First, Pence is a nasty right winger to be sure. But his political pedigree isn’t identical with Trump’s. Pence’s traces back to the rise of Reagan and Reaganism, while Trump’s better fits the new kids on the bloc – the alt right. This latter association makes Trump uniquely dangerous, but what cranks up the danger meter to a much higher reading is his psychological makeup – his unpredictability, instability, and narcissism.

This toxic mix of extremist politics and a pronounced personality disorder makes Trump at once completely contemptuous of democratic governance and ready to take highly risky actions without serious consideration of their consequences to the country and world. It doesn’t take a flight of imagination to hear Trump repeating the words of the absolutist ruler of France Louis 14th, if he were familiar with them, who, so the story goes, exclaimed, “L’Etat c’est Moi,” (I am the State). Thus, a Trumpless White House would allow me anyway to breathe a little easier, while fully understanding all the while that we would still face major challenges and dangers from a Pence administration.

As for Trump’s core supporters, it is fair to think that many will become enraged by the sacking of their Boss, but it’s also not out of the question that some – maybe no more than a silver – will become demobilized, too much duplicity and stress for them. Much would depend on what Trump would do in reaction to his unceremonious dimissal. Meanwhile, new and significant rifts, almost inevitably, would open up in the GOP political coalition, as the alt right goes to war with the traditional right. And on our side of the ledger, it is reasonable to expect that the broader democratic coalition and the Democratic Party will gain momentum, energy, and confidence due to Trump’s ouster. Finally, I can’t help but think that all this and more would improve, among other things, our election prospects next year.

International Women’s Day

A couple of thoughts that International Women’s Day brings to mind. One very brief, the other a bit longer:

* To say that women hold up half the sky (and just about everything else) is a gross understatement. I learned that as a young child, and have come to more deeply appreciate it as a (much) older man.

* The notion that waged work on a “production” site and in the formal sectors of the economy set the parameters for who’s in, who’s out, and who’s on the bubble of the working class – not to mention who has a hand in the production of the economic surplus from which profits and a fresh round of capital investment are derived – is a gendered as well as a racialized and generally exclusionary concept. In earlier centuries, it left large numbers of women as well as slaves of African ancestry, indigenous peoples, and new immigrants outside the category of working class, even though their labor was commonplace, abundant, and essential to capitalism’s accumulation, industrialization, and commodification process.

Today, global capitalism continues to rely on such labor, albeit on a much broader scale and in new as well as old forms, to sustain and expand its accumulation process, But in doing so, it makes this truncated and limited notion of class no more serviceable now than it was in previous centuries.
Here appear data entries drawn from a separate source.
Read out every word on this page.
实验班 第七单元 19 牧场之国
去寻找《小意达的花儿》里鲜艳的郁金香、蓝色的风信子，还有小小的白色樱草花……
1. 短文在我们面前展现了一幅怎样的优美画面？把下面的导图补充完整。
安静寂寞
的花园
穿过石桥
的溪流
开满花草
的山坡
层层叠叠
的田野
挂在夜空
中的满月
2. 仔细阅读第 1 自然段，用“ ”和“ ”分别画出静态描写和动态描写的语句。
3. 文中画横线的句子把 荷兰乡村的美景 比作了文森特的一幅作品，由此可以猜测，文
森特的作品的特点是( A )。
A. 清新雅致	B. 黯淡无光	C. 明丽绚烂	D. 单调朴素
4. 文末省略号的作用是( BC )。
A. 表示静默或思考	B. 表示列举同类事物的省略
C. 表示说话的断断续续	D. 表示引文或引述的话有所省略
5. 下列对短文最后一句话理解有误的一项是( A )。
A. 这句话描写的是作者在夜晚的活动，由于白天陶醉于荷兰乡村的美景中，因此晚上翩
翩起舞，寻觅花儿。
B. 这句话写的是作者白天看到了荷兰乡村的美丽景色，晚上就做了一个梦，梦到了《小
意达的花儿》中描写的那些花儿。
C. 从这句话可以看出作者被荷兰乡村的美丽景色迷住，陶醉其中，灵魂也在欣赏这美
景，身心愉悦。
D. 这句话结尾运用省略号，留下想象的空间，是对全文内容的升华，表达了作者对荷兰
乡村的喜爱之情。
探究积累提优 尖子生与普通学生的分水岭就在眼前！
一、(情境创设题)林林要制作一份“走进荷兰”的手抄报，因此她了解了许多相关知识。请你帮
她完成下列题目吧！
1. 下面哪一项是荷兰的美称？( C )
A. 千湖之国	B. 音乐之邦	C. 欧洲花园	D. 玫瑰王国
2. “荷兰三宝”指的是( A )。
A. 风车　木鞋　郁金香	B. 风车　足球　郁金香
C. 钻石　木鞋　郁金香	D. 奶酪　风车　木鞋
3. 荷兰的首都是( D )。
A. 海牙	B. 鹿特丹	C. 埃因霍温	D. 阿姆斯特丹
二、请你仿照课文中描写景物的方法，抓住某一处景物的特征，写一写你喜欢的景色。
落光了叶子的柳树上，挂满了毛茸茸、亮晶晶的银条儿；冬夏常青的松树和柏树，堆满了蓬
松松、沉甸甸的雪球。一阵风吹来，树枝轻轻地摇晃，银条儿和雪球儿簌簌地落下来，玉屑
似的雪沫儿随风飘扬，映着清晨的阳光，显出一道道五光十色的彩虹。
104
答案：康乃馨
This is especially so in the Global South.

Only a wide angled framing and understanding of who constitutes the working class, along with the specific class trajectories, histories, needs, and, not least, capacities, of each constituent group, and especially the historically invisible, uncounted, and subordinate, will provide us with a sturdy basis for unity and thus the grounds for victory against the nasty coalition of the right and alt right that is threatening democracy and everything that is decent and good in our country. In the elections, an exclusivist, racialized, gendered, and nativist concept of class captured the thinking of many white workers, and thus contributed significantly to the election of Trump – a candidate who was proudly, outspokenly, and uniquely misogynist, racist, and xenophobic. This, needless to say, presents the broad democratic movement and the Democratic Party a major challenge, if they hope to congeal a united people’s movement and transform a dire situation into a new step down Freedom Road.